Los más grandes bienes y la verdadera felicidad no se compran con dinero. Y Dios nos regala cada día eso que no podemos comprar, y que tal vez ni se lo agradecemos, olvidando que agradecer y compartir es la mejor manera de que Dios nos dé el ciento por uno en esta vida y luego la vida eterna.
Pero el dinero se convierte en ídolo sucio y destructor cuando se busca por sí mismo y para sí mismo, excluyendo a otros -personas y pueblos- en la pobreza y el hambre. La inmensa multitud de pobres evidencia el fracaso de los sistemas económicos y militares, de la falsa solidaridad y de la globalización egoísta de la riqueza.
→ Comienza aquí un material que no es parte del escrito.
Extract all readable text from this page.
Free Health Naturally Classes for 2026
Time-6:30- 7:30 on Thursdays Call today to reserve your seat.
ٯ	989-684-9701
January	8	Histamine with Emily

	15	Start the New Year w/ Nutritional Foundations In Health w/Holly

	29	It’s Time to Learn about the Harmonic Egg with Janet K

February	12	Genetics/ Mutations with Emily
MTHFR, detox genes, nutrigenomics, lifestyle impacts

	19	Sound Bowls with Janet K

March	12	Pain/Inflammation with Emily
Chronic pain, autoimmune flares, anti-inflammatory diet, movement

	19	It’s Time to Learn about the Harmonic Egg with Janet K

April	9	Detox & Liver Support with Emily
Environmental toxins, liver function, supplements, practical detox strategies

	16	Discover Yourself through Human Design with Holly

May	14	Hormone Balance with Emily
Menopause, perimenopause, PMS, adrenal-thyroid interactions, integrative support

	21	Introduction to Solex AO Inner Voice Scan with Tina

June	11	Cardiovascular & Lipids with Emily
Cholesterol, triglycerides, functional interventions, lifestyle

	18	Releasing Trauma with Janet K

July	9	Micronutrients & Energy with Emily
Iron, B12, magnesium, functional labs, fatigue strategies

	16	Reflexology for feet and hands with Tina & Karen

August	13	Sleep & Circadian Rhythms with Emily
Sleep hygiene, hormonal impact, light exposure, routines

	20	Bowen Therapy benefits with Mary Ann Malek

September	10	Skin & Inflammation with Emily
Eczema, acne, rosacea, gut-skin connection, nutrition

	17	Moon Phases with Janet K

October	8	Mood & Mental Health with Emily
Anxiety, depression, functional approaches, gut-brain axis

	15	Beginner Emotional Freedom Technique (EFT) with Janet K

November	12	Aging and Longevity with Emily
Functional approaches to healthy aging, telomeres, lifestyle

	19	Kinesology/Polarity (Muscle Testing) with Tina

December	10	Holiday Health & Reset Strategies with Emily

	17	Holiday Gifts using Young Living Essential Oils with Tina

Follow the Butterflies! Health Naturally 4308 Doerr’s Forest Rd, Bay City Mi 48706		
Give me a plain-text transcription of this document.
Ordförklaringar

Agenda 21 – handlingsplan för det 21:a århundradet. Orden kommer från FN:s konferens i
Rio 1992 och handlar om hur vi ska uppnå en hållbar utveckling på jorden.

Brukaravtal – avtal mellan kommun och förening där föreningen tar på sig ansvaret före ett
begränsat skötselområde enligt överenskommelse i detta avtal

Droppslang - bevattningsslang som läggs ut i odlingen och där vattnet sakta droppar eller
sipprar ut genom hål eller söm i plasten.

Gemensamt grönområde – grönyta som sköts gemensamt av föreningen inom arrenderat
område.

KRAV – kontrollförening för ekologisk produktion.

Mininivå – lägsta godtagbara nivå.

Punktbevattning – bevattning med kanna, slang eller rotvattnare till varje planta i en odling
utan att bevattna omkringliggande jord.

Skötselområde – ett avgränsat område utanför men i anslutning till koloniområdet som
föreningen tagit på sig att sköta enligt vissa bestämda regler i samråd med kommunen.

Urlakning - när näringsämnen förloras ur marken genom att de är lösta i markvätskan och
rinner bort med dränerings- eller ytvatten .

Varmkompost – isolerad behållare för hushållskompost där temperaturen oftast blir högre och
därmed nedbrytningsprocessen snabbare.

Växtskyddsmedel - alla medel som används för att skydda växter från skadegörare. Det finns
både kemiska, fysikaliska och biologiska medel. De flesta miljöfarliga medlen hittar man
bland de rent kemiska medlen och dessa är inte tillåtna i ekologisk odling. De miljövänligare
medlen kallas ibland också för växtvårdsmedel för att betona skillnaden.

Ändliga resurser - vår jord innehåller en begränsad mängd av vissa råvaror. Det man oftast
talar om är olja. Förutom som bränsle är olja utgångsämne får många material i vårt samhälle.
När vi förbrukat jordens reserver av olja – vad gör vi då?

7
San Juan Bosco decía: “Quien nada en la abundancia, pronto se olvida de Dios”. Es hipócrita el rico que se cree religioso porque se inclina ante Dios, pero no se inclina ni abre el corazón ante el sufrimiento de los hijos de Dios y hermanos suyos.
“Quien tiene mucho, es rico; quien necesita poco, es más rico; quien comparte, es el más rico”. Nacimos para compartir, para ser felices haciendo felices a los demás, compartiendo con los ellos incluso sus sufrimientos y los nuestros.
La felicidad que se pretende encontrar en el lujo y en la abundancia, sólo se consigue en el compartir. Se perderá todo lo que se haya disfrutado por puro egoísmo.
Quien comparte sus riquezas materiales, humanas y espirituales, es acreedor a la bienaventuranza de Jesús: “Felices los pobres, porque de ellos es el reino de los cielos” (Mt 5, 3).
Que Dios nos conceda la bendición de saber si estamos sirviéndolo a Él o al dinero, y nos conceda la valentía de servirle a Él, poniendo el dinero al servicio del bien, de la vida y de la felicidad ajena, para así conquistar la felicidad temporal y eterna.